E, rimanendo in quello spazio interstiziale dell’archivio dedicato a questa fase ‘preistorica’, possiamo osservare un sottile ma ricchissimo opuscolo bianco realizzato dalla compagnia per la stagione teatrale 1981/1982, che si presenta a sua volta come una sorta di piccolo, primordiale archivio nell’archivio, raccogliendo stralci di quaderni preparatori, note di regia, riflessioni e descrizioni degli spettacoli in repertorio.

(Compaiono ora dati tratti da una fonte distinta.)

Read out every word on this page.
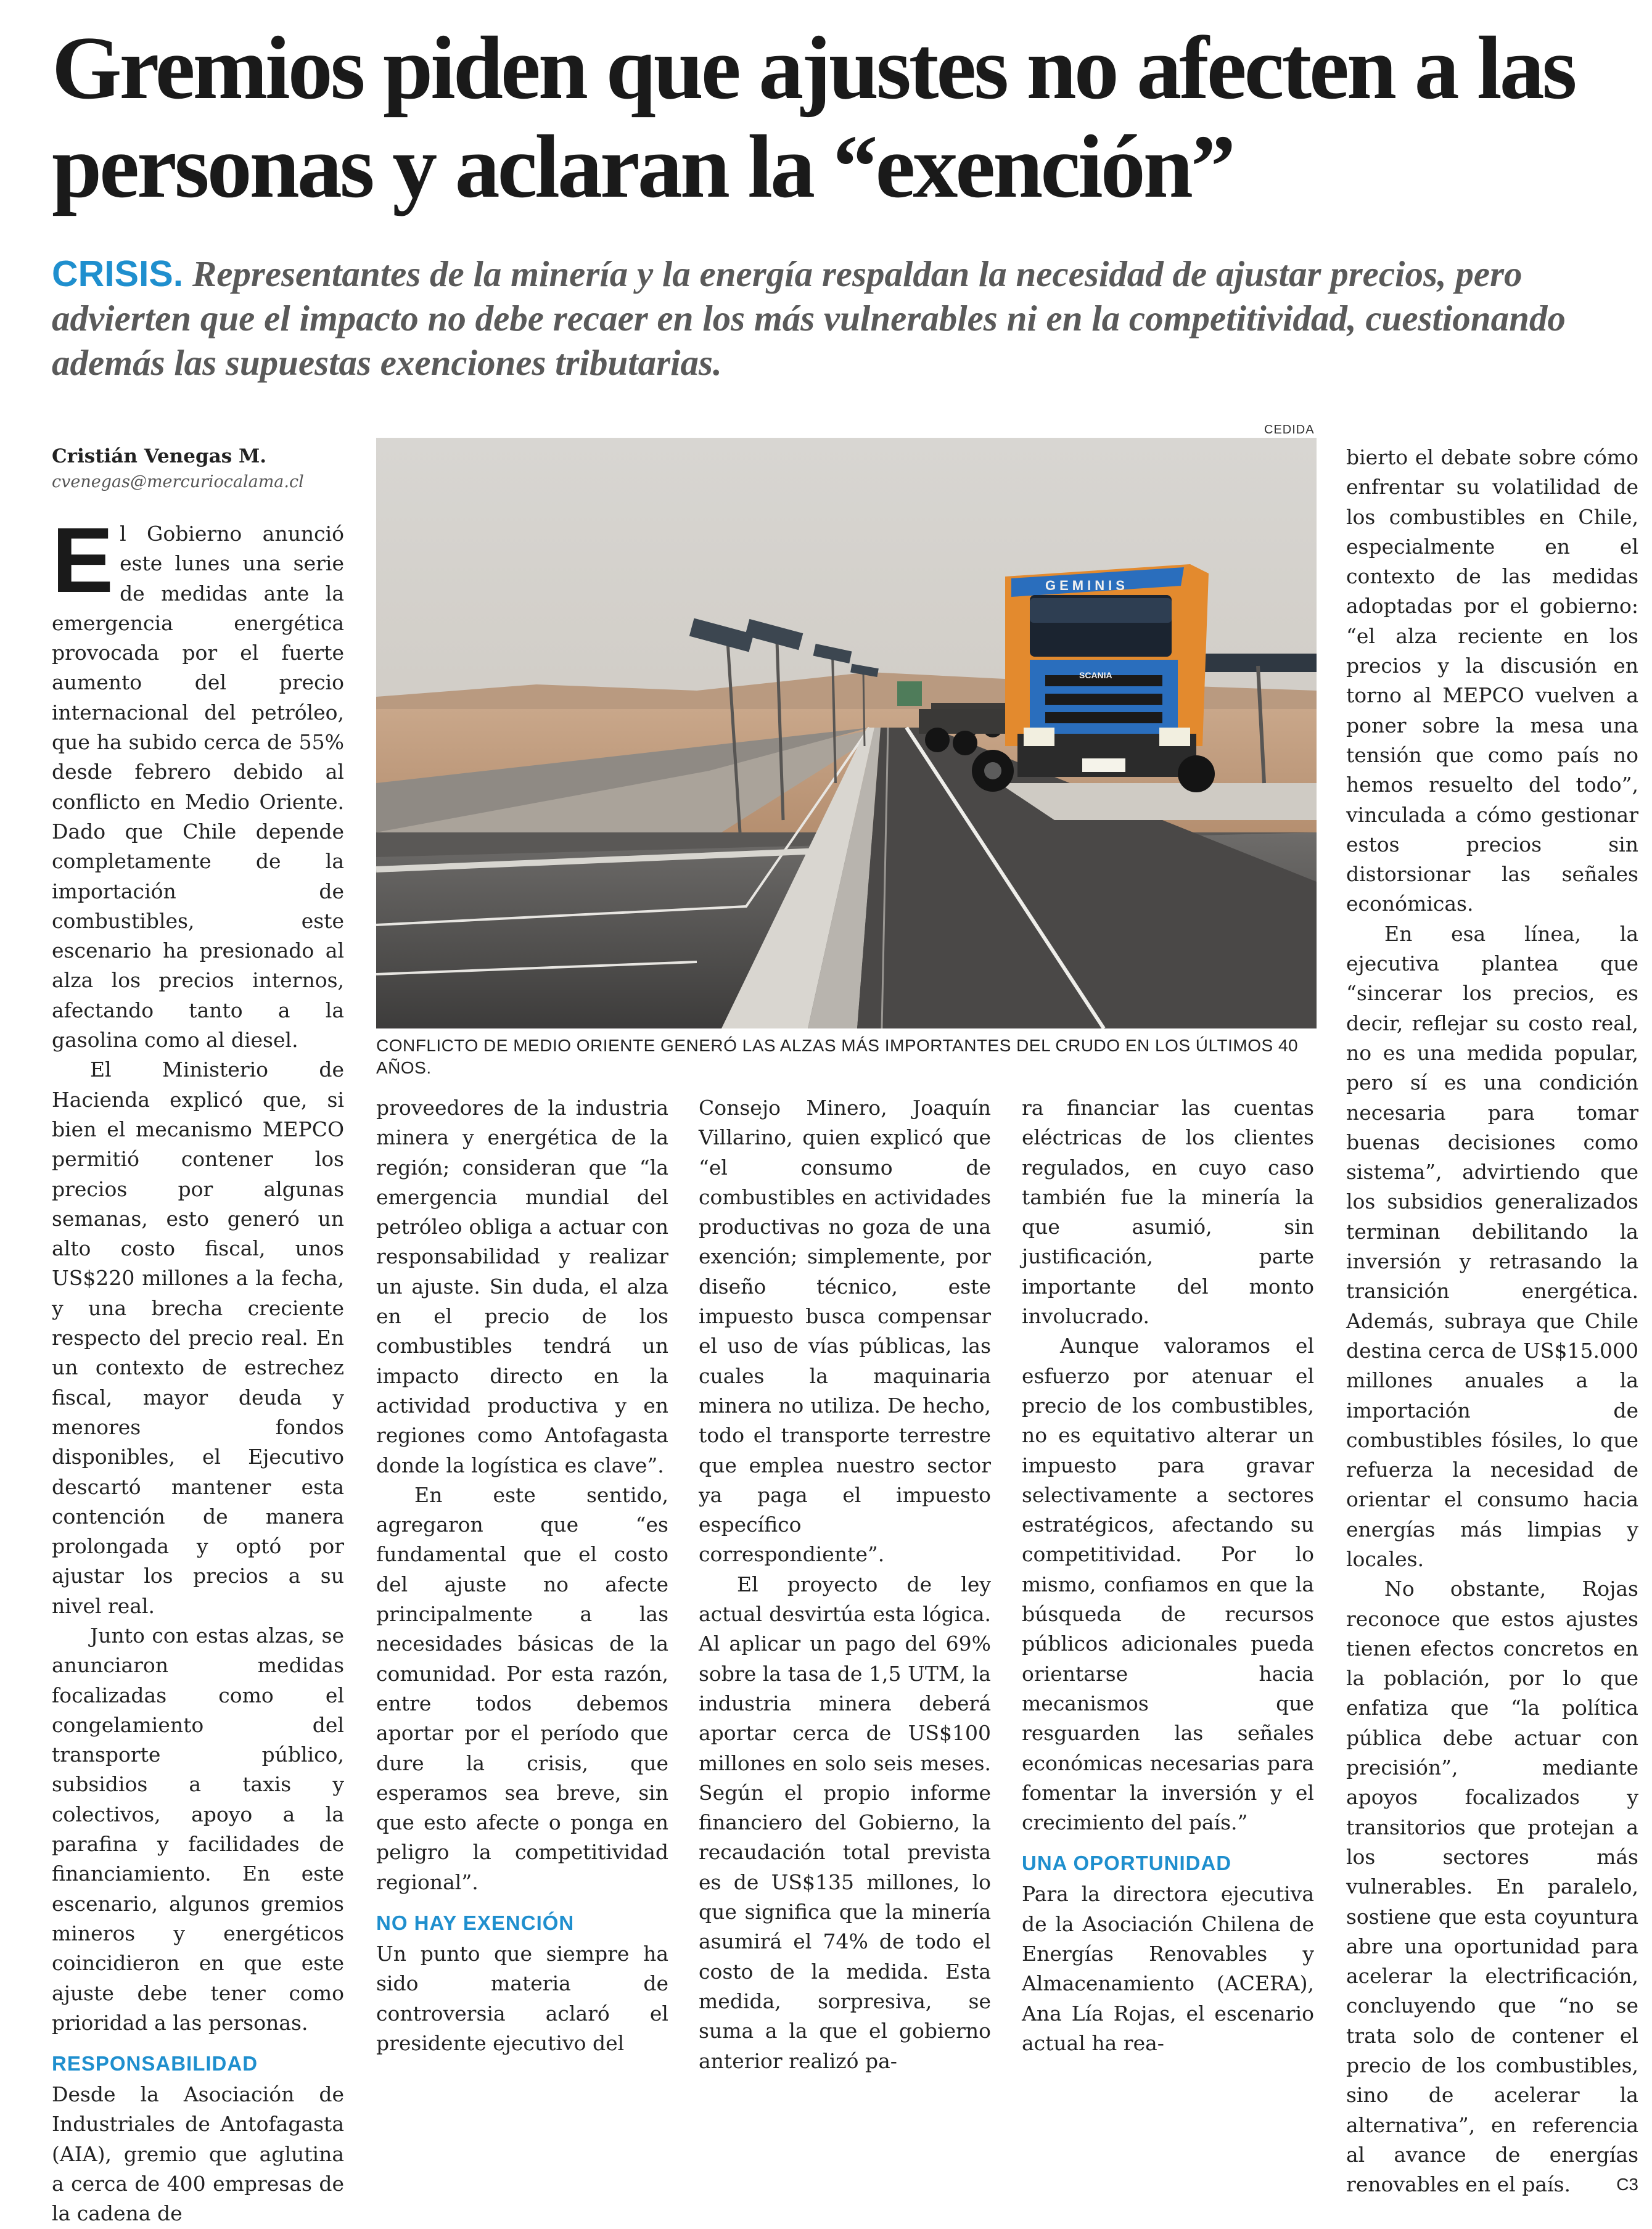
Gremios piden que ajustes no afecten a las personas y aclaran la “exención”

CRISIS. Representantes de la minería y la energía respaldan la necesidad de ajustar precios, pero advierten que el impacto no debe recaer en los más vulnerables ni en la competitividad, cuestionando además las supuestas exenciones tributarias.

CEDIDA
GEMINIS
SCANIA
CONFLICTO DE MEDIO ORIENTE GENERÓ LAS ALZAS MÁS IMPORTANTES DEL CRUDO EN LOS ÚLTIMOS 40 AÑOS.
Cristián Venegas M.
cvenegas@mercuriocalama.cl

El Gobierno anunció este lunes una serie de medidas ante la emergencia energética provocada por el fuerte aumento del precio internacional del petróleo, que ha subido cerca de 55% desde febrero debido al conflicto en Medio Oriente. Dado que Chile depende completamente de la importación de combustibles, este escenario ha presionado al alza los precios internos, afectando tanto a la gasolina como al diesel.

El Ministerio de Hacienda explicó que, si bien el mecanismo MEPCO permitió contener los precios por algunas semanas, esto generó un alto costo fiscal, unos US$220 millones a la fecha, y una brecha creciente respecto del precio real. En un contexto de estrechez fiscal, mayor deuda y menores fondos disponibles, el Ejecutivo descartó mantener esta contención de manera prolongada y optó por ajustar los precios a su nivel real.

Junto con estas alzas, se anunciaron medidas focalizadas como el congelamiento del transporte público, subsidios a taxis y colectivos, apoyo a la parafina y facilidades de financiamiento. En este escenario, algunos gremios mineros y energéticos coincidieron en que este ajuste debe tener como prioridad a las personas.

RESPONSABILIDAD

Desde la Asociación de Industriales de Antofagasta (AIA), gremio que aglutina a cerca de 400 empresas de la cadena de

proveedores de la industria minera y energética de la región; consideran que “la emergencia mundial del petróleo obliga a actuar con responsabilidad y realizar un ajuste. Sin duda, el alza en el precio de los combustibles tendrá un impacto directo en la actividad productiva y en regiones como Antofagasta donde la logística es clave”.

En este sentido, agregaron que “es fundamental que el costo del ajuste no afecte principalmente a las necesidades básicas de la comunidad. Por esta razón, entre todos debemos aportar por el período que dure la crisis, que esperamos sea breve, sin que esto afecte o ponga en peligro la competitividad regional”.

NO HAY EXENCIÓN

Un punto que siempre ha sido materia de controversia aclaró el presidente ejecutivo del

Consejo Minero, Joaquín Villarino, quien explicó que “el consumo de combustibles en actividades productivas no goza de una exención; simplemente, por diseño técnico, este impuesto busca compensar el uso de vías públicas, las cuales la maquinaria minera no utiliza. De hecho, todo el transporte terrestre que emplea nuestro sector ya paga el impuesto específico correspondiente”.

El proyecto de ley actual desvirtúa esta lógica. Al aplicar un pago del 69% sobre la tasa de 1,5 UTM, la industria minera deberá aportar cerca de US$100 millones en solo seis meses. Según el propio informe financiero del Gobierno, la recaudación total prevista es de US$135 millones, lo que significa que la minería asumirá el 74% de todo el costo de la medida. Esta medida, sorpresiva, se suma a la que el gobierno anterior realizó pa-

ra financiar las cuentas eléctricas de los clientes regulados, en cuyo caso también fue la minería la que asumió, sin justificación, parte importante del monto involucrado.

Aunque valoramos el esfuerzo por atenuar el precio de los combustibles, no es equitativo alterar un impuesto para gravar selectivamente a sectores estratégicos, afectando su competitividad. Por lo mismo, confiamos en que la búsqueda de recursos públicos adicionales pueda orientarse hacia mecanismos que resguarden las señales económicas necesarias para fomentar la inversión y el crecimiento del país.”

UNA OPORTUNIDAD

Para la directora ejecutiva de la Asociación Chilena de Energías Renovables y Almacenamiento (ACERA), Ana Lía Rojas, el escenario actual ha rea-

bierto el debate sobre cómo enfrentar su volatilidad de los combustibles en Chile, especialmente en el contexto de las medidas adoptadas por el gobierno: “el alza reciente en los precios y la discusión en torno al MEPCO vuelven a poner sobre la mesa una tensión que como país no hemos resuelto del todo”, vinculada a cómo gestionar estos precios sin distorsionar las señales económicas.

En esa línea, la ejecutiva plantea que “sincerar los precios, es decir, reflejar su costo real, no es una medida popular, pero sí es una condición necesaria para tomar buenas decisiones como sistema”, advirtiendo que los subsidios generalizados terminan debilitando la inversión y retrasando la transición energética. Además, subraya que Chile destina cerca de US$15.000 millones anuales a la importación de combustibles fósiles, lo que refuerza la necesidad de orientar el consumo hacia energías más limpias y locales.

No obstante, Rojas reconoce que estos ajustes tienen efectos concretos en la población, por lo que enfatiza que “la política pública debe actuar con precisión”, mediante apoyos focalizados y transitorios que protejan a los sectores más vulnerables. En paralelo, sostiene que esta coyuntura abre una oportunidad para acelerar la electrificación, concluyendo que “no se trata solo de contener el precio de los combustibles, sino de acelerar la alternativa”, en referencia al avance de energías renovables en el país.	C3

Tra le pagine di questo piccolo archivio nell’archivio, al fianco di materiale relativo a spettacoli dall’assetto più ‘tradizionale’, troviamo una sezione denominata La
teatralizzazione della città
– relativa ai due progetti Attesa e lavoro: cadute verticali e Autobus. Transito con catene –, nei cui frammenti introduttivi scritti da Martinelli possiamo leggere un vero e proprio manifesto di questa esigenza di ‘demuseificazione’ del teatro costretto nei suoi spazi tradizionali e istituzionali e di irruzione – con modalità e pratiche anch’esse sottratte alle consuetudini e ai cliché del ‘teatro di strada’ – negli spazi cittadini, in una loro riconfigurazione perturbante, capace di rinnovare al contempo la concezione comune di teatro e di realtà, potremmo dire.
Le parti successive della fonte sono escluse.